The Chatti were a Roman era Germanic people that lived in a region approximately corresponding to the modern German federal state of Hesse. The Chatti were among the most important opponents of the Roman empire during the Roman campaigns in Germania which were pursued under the emperor Augustus and his heirs. In this context they were among the defeated opponents of Drusus the Elder, during his Germanic campaigns from 12 BC until his death in 9 BC. Subsequently, they also appear to have been involved in the revolt against Rome which was led by Arminius of the Cherusci, although there is no record of them being present at the Battle of the Teutoburg Forest in 9 AD which initiated these wars. The Chatti and Cherusci nobility were connected by marriage during this period.

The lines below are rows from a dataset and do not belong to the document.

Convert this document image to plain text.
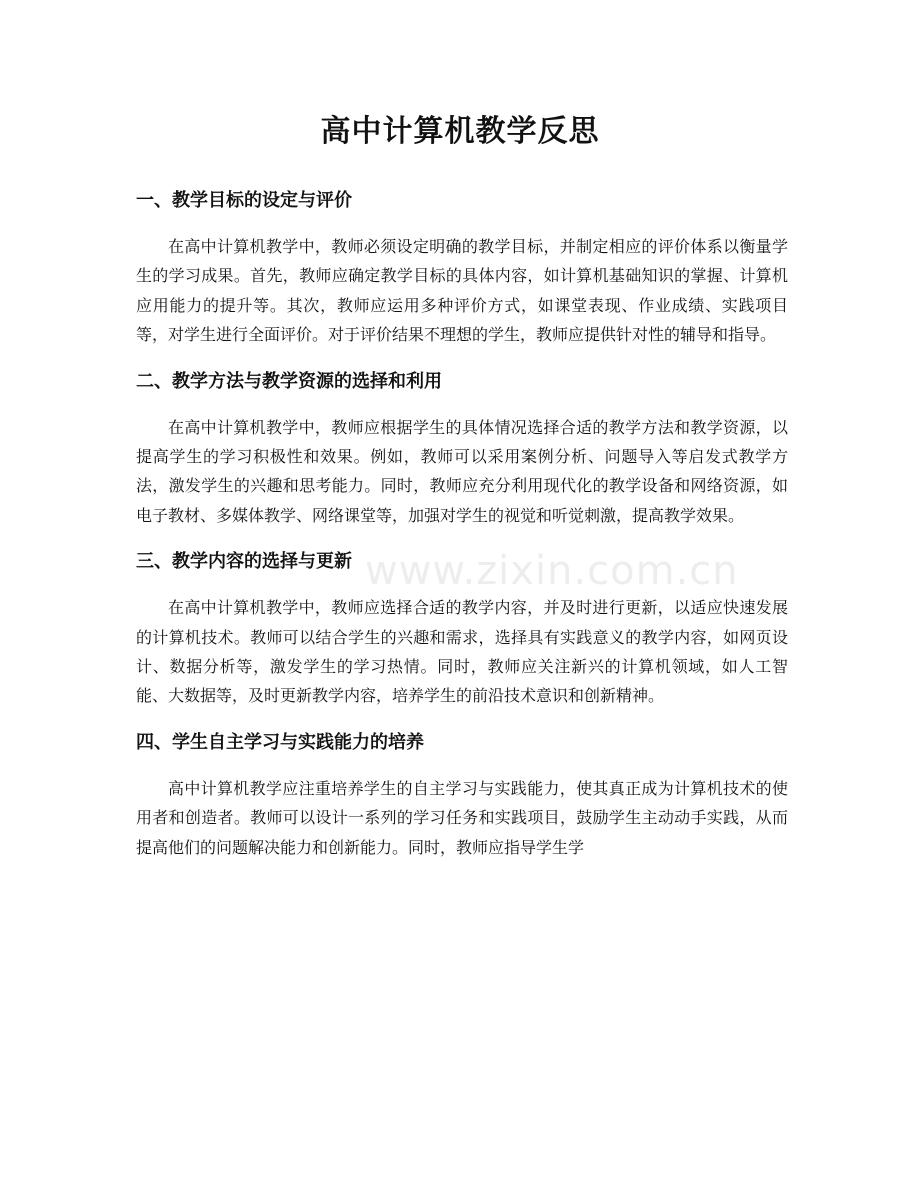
高中计算机教学反思
一、教学目标的设定与评价

在高中计算机教学中，教师必须设定明确的教学目标，并制定相应的评价体系以衡量学生的学习成果。首先，教师应确定教学目标的具体内容，如计算机基础知识的掌握、计算机应用能力的提升等。其次，教师应运用多种评价方式，如课堂表现、作业成绩、实践项目等，对学生进行全面评价。对于评价结果不理想的学生，教师应提供针对性的辅导和指导。

二、教学方法与教学资源的选择和利用

在高中计算机教学中，教师应根据学生的具体情况选择合适的教学方法和教学资源，以提高学生的学习积极性和效果。例如，教师可以采用案例分析、问题导入等启发式教学方法，激发学生的兴趣和思考能力。同时，教师应充分利用现代化的教学设备和网络资源，如电子教材、多媒体教学、网络课堂等，加强对学生的视觉和听觉刺激，提高教学效果。

三、教学内容的选择与更新

在高中计算机教学中，教师应选择合适的教学内容，并及时进行更新，以适应快速发展的计算机技术。教师可以结合学生的兴趣和需求，选择具有实践意义的教学内容，如网页设计、数据分析等，激发学生的学习热情。同时，教师应关注新兴的计算机领域，如人工智能、大数据等，及时更新教学内容，培养学生的前沿技术意识和创新精神。

四、学生自主学习与实践能力的培养

高中计算机教学应注重培养学生的自主学习与实践能力，使其真正成为计算机技术的使用者和创造者。教师可以设计一系列的学习任务和实践项目，鼓励学生主动动手实践，从而提高他们的问题解决能力和创新能力。同时，教师应指导学生学

www.zixin.com.cn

Like many of the peoples of their region, archaeological evidence shows that before the Roman invasions the Chatti region shared in the La Tène material culture, similar to the Celtic-speaking Gauls in what is now France. A new regional "Rhine-Weser" material culture developed during the first century AD, which was influenced by both the Romans, and the Elbe Germanic peoples including the Suebi who lived to their east, near the Elbe river. This period of change is believed to have also involved a switch from Celtic to Germanic languages, which also originated near the Elbe. The first surviving Roman reports of the region were made during the Gallic Wars of Julius Caesar in 58-52 BC, do not mention the Chatti, but they do mention the entry of Suebi into the area. He reported them to be mobile and militarized, and creating major disruptions as far away as present day France and Switzerland, even forcing populations to move from their homelands.